Manifold-ranking based topic-focused multi-document summarization

  • Authors:
  • Xiaojun Wan;Jianwu Yang;Jianguo Xiao

  • Affiliations:
  • Institute of Computer Science and Technology, Peking University, Beijing, China;Institute of Computer Science and Technology, Peking University, Beijing, China;Institute of Computer Science and Technology, Peking University, Beijing, China

  • Venue:
  • IJCAI'07 Proceedings of the 20th international joint conference on Artifical intelligence
  • Year:
  • 2007

Quantified Score

Hi-index 0.01

Visualization

Abstract

Topic-focused multi-document summarization aims to produce a summary biased to a given topic or user profile. This paper presents a novel extractive approach based on manifold-ranking of sentences to this summarization task. The manifold-ranking process can naturally make full use of both the relationships among all the sentences in the documents and the relationships between the given topic and the sentences.

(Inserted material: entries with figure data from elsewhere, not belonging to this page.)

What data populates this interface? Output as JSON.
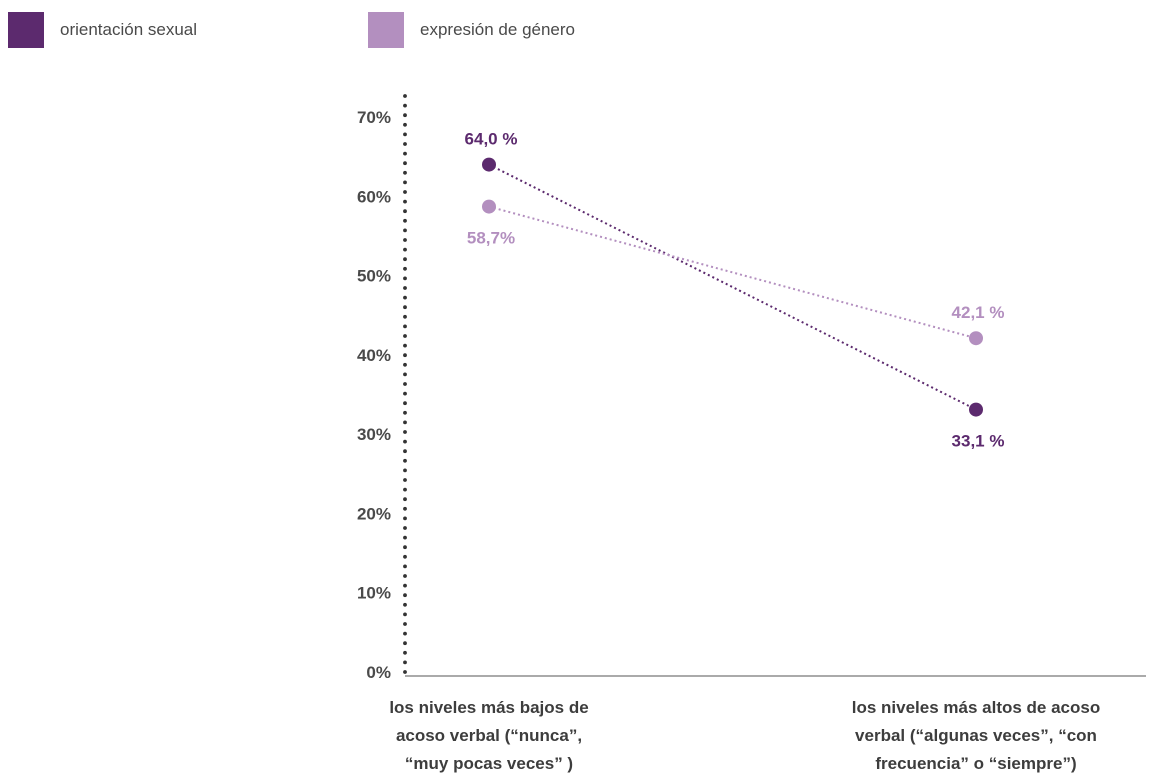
{
  "legend": [
    {
      "name": "orientación sexual",
      "color": "#5c2a6e"
    },
    {
      "name": "expresión de género",
      "color": "#b38fbf"
    }
  ],
  "chart_data": {
    "type": "line",
    "title": "",
    "xlabel": "",
    "ylabel": "",
    "ylim": [
      0,
      70
    ],
    "yticks": [
      0,
      10,
      20,
      30,
      40,
      50,
      60,
      70
    ],
    "ytick_labels": [
      "0%",
      "10%",
      "20%",
      "30%",
      "40%",
      "50%",
      "60%",
      "70%"
    ],
    "categories": [
      [
        "los niveles más bajos de",
        "acoso verbal (“nunca”,",
        "“muy pocas veces” )"
      ],
      [
        "los niveles más altos de acoso",
        "verbal (“algunas veces”, “con",
        "frecuencia” o “siempre”)"
      ]
    ],
    "series": [
      {
        "name": "orientación sexual",
        "color": "#5c2a6e",
        "values": [
          64.0,
          33.1
        ],
        "labels": [
          "64,0 %",
          "33,1 %"
        ]
      },
      {
        "name": "expresión de género",
        "color": "#b38fbf",
        "values": [
          58.7,
          42.1
        ],
        "labels": [
          "58,7%",
          "42,1 %"
        ]
      }
    ],
    "grid": false,
    "legend_position": "top-left"
  }
}
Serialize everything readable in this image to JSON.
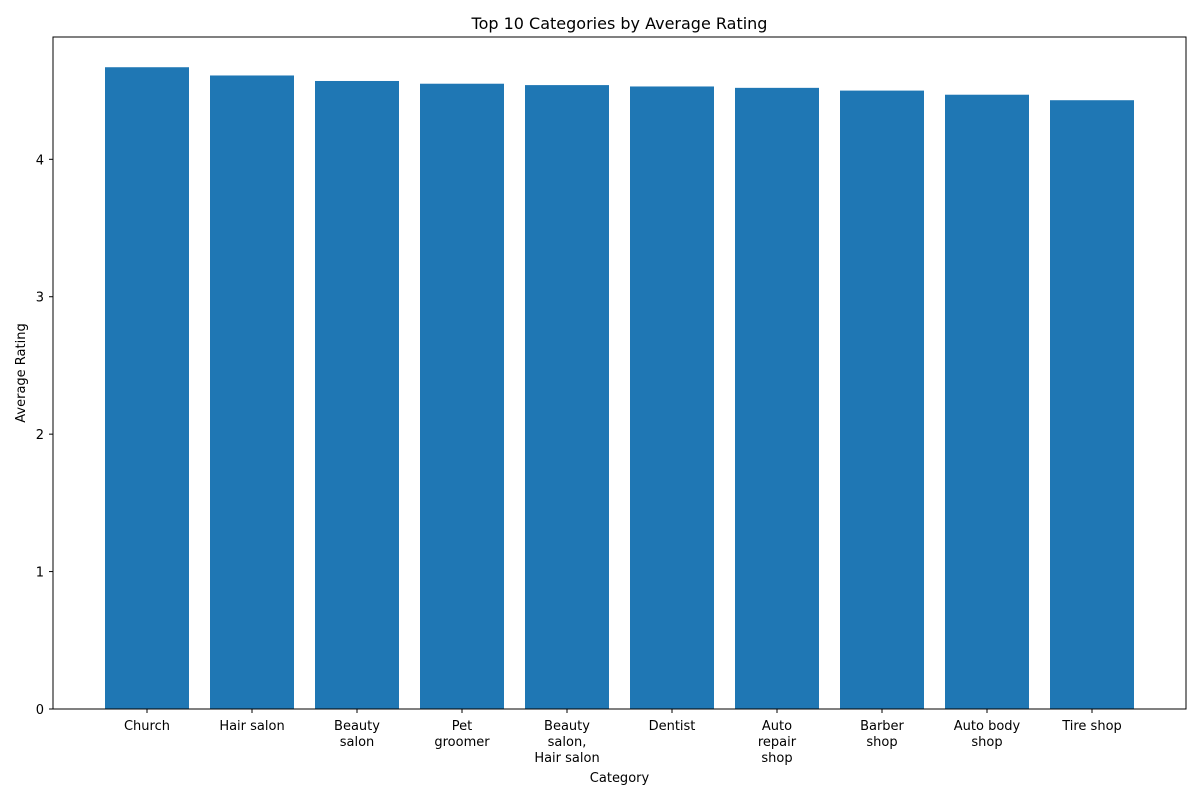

The ranking score is obtained for each sentence in the manifold-ranking process to denote the biased information richness of the sentence. Then the greedy algorithm is employed to impose diversity penalty on each sentence. The summary is produced by choosing the sentences with both high biased information richness and high information novelty. Experiments on DUC2003 and DUC2005 are performed and the ROUGE evaluation results show that the proposed approach can significantly outperform existing approaches of the top performing systems in DUC tasks and baseline approaches.